I keep making it all go away!
I'm trying to post about some observations that I made tonight that I think might help me start understanding these road bikes some, so I can start figuring out what I'm looking for when it's time to pick mine... I keep pressing something on my laptop's keyboard that makes it all disappear!
DH has caught me surfing the LBS site tonight -- he would probably say it's karma, since he keeps telling me quit looking at those road bikes!
I told him I'm studying geometry. In reality, I don't think I'm ready for the numbers yet, just the pictures.
Anyway, I saw something for the first time tonight, and maybe it's starting to make some sense: with ten pix per page of the bikes, I was able to see that indeed, frames have different shapes, and parts attach to the frames differently.
Since someone has been drooling over the Ruby Comp today, I went to the LBS site and started looking through their Specialized "catalog."

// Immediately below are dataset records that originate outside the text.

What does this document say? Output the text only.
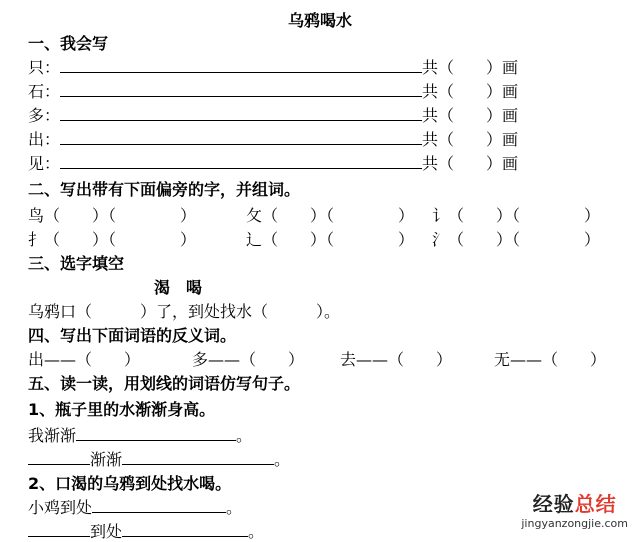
乌鸦喝水
一、我会写
只：	共（　　）画
石：	共（　　）画
多：	共（　　）画
出：	共（　　）画
见：	共（　　）画
二、写出带有下面偏旁的字，并组词。
鸟（　　）（　　　　）	攵（　　）（　　　　） 讠（　　）（　　　　）
扌（　　）（　　　　）	辶（　　）（　　　　） 氵（　　）（　　　　）
三、选字填空
渴　喝
乌鸦口（　　　）了，到处找水（　　　）。
四、写出下面词语的反义词。
出——（　　）	多——（　　） 去——（　　）	无——（　　）
五、读一读，用划线的词语仿写句子。
1、瓶子里的水渐渐身高。
我渐渐	。
渐渐	。
2、口渴的乌鸦到处找水喝。
小鸡到处	。
到处	。
经验总结
jingyanzongjie.com
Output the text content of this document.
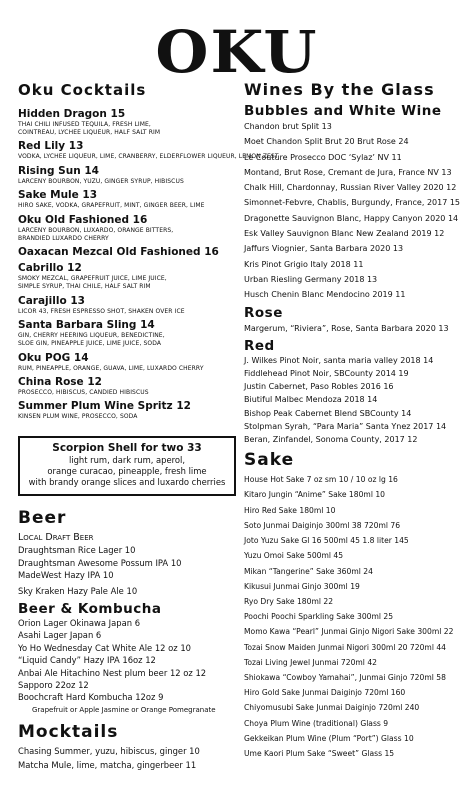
OKU
Oku Cocktails
Hidden Dragon 15
THAI CHILI INFUSED TEQUILA, FRESH LIME,
COINTREAU, LYCHEE LIQUEUR, HALF SALT RIM
Red Lily 13
VODKA, LYCHEE LIQUEUR, LIME, CRANBERRY, ELDERFLOWER LIQUEUR, LEMON ZEST
Rising Sun 14
LARCENY BOURBON, YUZU, GINGER SYRUP, HIBISCUS
Sake Mule 13
HIRO SAKE, VODKA, GRAPEFRUIT, MINT, GINGER BEER, LIME
Oku Old Fashioned 16
LARCENY BOURBON, LUXARDO, ORANGE BITTERS,
BRANDIED LUXARDO CHERRY
Oaxacan Mezcal Old Fashioned 16
Cabrillo 12
SMOKY MEZCAL, GRAPEFRUIT JUICE, LIME JUICE,
SIMPLE SYRUP, THAI CHILE, HALF SALT RIM
Carajillo 13
LICOR 43, FRESH ESPRESSO SHOT, SHAKEN OVER ICE
Santa Barbara Sling 14
GIN, CHERRY HEERING LIQUEUR, BENEDICTINE,
SLOE GIN, PINEAPPLE JUICE, LIME JUICE, SODA
Oku POG 14
RUM, PINEAPPLE, ORANGE, GUAVA, LIME, LUXARDO CHERRY
China Rose 12
PROSECCO, HIBISCUS, CANDIED HIBISCUS
Summer Plum Wine Spritz 12
KINSEN PLUM WINE, PROSECCO, SODA
Scorpion Shell for two 33
light rum, dark rum, aperol,
orange curacao, pineapple, fresh lime
with brandy orange slices and luxardo cherries
Beer
Local Draft Beer
Draughtsman Rice Lager 10
Draughtsman Awesome Possum IPA 10
MadeWest Hazy IPA 10
Sky Kraken Hazy Pale Ale 10
Beer & Kombucha
Orion Lager Okinawa Japan 6
Asahi Lager Japan 6
Yo Ho Wednesday Cat White Ale 12 oz 10
“Liquid Candy” Hazy IPA 16oz 12
Anbai Ale Hitachino Nest plum beer 12 oz 12
Sapporo 22oz 12
Boochcraft Hard Kombucha 12oz 9
Grapefruit or Apple Jasmine or Orange Pomegranate
Mocktails
Chasing Summer, yuzu, hibiscus, ginger 10
Matcha Mule, lime, matcha, gingerbeer 11
Wines By the Glass
Bubbles and White Wine
Chandon brut Split 13
Moet Chandon Split Brut 20 Brut Rose 24
Le Couture Prosecco DOC ‘Sylaz’ NV 11
Montand, Brut Rose, Cremant de Jura, France NV 13
Chalk Hill, Chardonnay, Russian River Valley 2020 12
Simonnet-Febvre, Chablis, Burgundy, France, 2017 15
Dragonette Sauvignon Blanc, Happy Canyon 2020 14
Esk Valley Sauvignon Blanc New Zealand 2019 12
Jaffurs Viognier, Santa Barbara 2020 13
Kris Pinot Grigio Italy 2018 11
Urban Riesling Germany 2018 13
Husch Chenin Blanc Mendocino 2019 11
Rose
Margerum, “Riviera”, Rose, Santa Barbara 2020 13
Red
J. Wilkes Pinot Noir, santa maria valley 2018 14
Fiddlehead Pinot Noir, SBCounty 2014 19
Justin Cabernet, Paso Robles 2016 16
Biutiful Malbec Mendoza 2018 14
Bishop Peak Cabernet Blend SBCounty 14
Stolpman Syrah, “Para Maria” Santa Ynez 2017 14
Beran, Zinfandel, Sonoma County, 2017 12
Sake
House Hot Sake 7 oz sm 10 / 10 oz lg 16
Kitaro Jungin “Anime” Sake 180ml 10
Hiro Red Sake 180ml 10
Soto Junmai Daiginjo 300ml 38 720ml 76
Joto Yuzu Sake Gl 16 500ml 45 1.8 liter 145
Yuzu Omoi Sake 500ml 45
Mikan “Tangerine” Sake 360ml 24
Kikusui Junmai Ginjo 300ml 19
Ryo Dry Sake 180ml 22
Poochi Poochi Sparkling Sake 300ml 25
Momo Kawa “Pearl” Junmai Ginjo Nigori Sake 300ml 22
Tozai Snow Maiden Junmai Nigori 300ml 20 720ml 44
Tozai Living Jewel Junmai 720ml 42
Shiokawa “Cowboy Yamahai”, Junmai Ginjo 720ml 58
Hiro Gold Sake Junmai Daiginjo 720ml 160
Chiyomusubi Sake Junmai Daiginjo 720ml 240
Choya Plum Wine (traditional) Glass 9
Gekkeikan Plum Wine (Plum “Port”) Glass 10
Ume Kaori Plum Sake “Sweet” Glass 15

My first observations were how much more like a moutain bike my Expedition is than like a road bike. And there were some observations about mountain frames too, but I'm not interested in another one of those -- don't like single track. The occasional fire road MAYBE, as long as it doesn't go up or down hill!
I have been looking at Ruby, Sequoia, and Sirrus for half an hour or so now. Differences I've seen -- the SEquoia's top tube seems to slope more than the other two. Sequoia also has a very upwardly angled stem (the thing that the handlebar attaches to, right?) where the other two have pretty flat stems. Sequoia and Sirrus talk about their relaxed, upright riding position, but I'm not sure how they are related? Except maybe that Sirrus has the flat handlebar so you don't do drops? Hmmm, looking carefully, maybe Sequoia and Sirrus forks angle out farther toward the front than Ruby's? Wandering to other parts of the catalog, Dolce looks an awful lot like Ruby to me. So do the other models.
I think the bit more upright position that Sequoia and Sirrus are supposed to offer is probably a good thing for me, but I don't understand exactly what it is about them that makes them upright? I'd think it's related to the stem-thingie, but they don't match on the two bikes. If the big thing to make a bike more upright IS the stem, then can the Dolce and Ruby be made to be upright if I wanted them to be that way?
Not that I've got my heart set on Specialized, it was just easier to look at a few different models of one brand and see some differences...
So, did any of this make sense, or is it just a tired sewing teacher rambling uncoherently after a long day of teaching retired sewists how to use their computers to create embroidery designs to make into quilt squares?